Délicieux

Le conteur, la nuit et le panier

Conteur qui porte-parole bien au-delà du réel immédiat, comme un passeur d’une rive à l’autre de notre humanité. Humanité de nuit qui répond à l’inhumanité de la plantation, de l’esclavage ? Cet ouvrage est-il un point d’histoire ? Un récit d’émancipation ? Un blues, en quelque sorte ? Un essai peut-être… Un beau et long récit philosophique, de ce qui fait rhizome avec les airs et la poésie.

On y croise Deleuze, Guattari, Glissant et Césaire.

L’état poétique où nous amène le conteur provoque, accouche de ce « moment catastrophe », une sorte de disruption d’émancipation, qui à la délivrance de la parole agglomère les forces de l’écriture. Comment alors distinguer ce « moment catastrophe » de l’instant-création. Comment le cri se fait chant. La révolte, libération ?

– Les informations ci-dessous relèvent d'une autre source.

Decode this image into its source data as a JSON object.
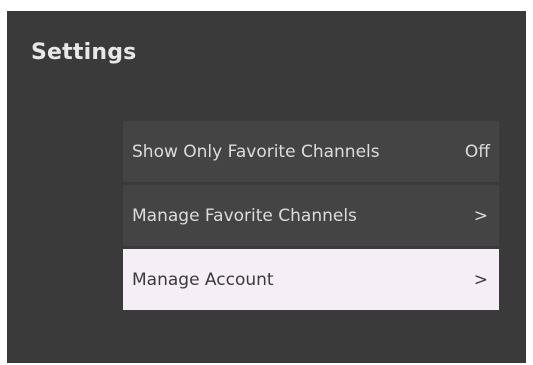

Patrick Chamoiseau extrait de cet état-nuit une lente mélopée qui emplit le panier de la délivrance. De délivrances. Il invoque Césaire et Glissant, comparant leurs mouvements, analysant leurs mots. Faisant ainsi archipel qui résonne « curieusement » aux relents post colonialistes, aux biens mal acquis et mal restitués, aux bavures.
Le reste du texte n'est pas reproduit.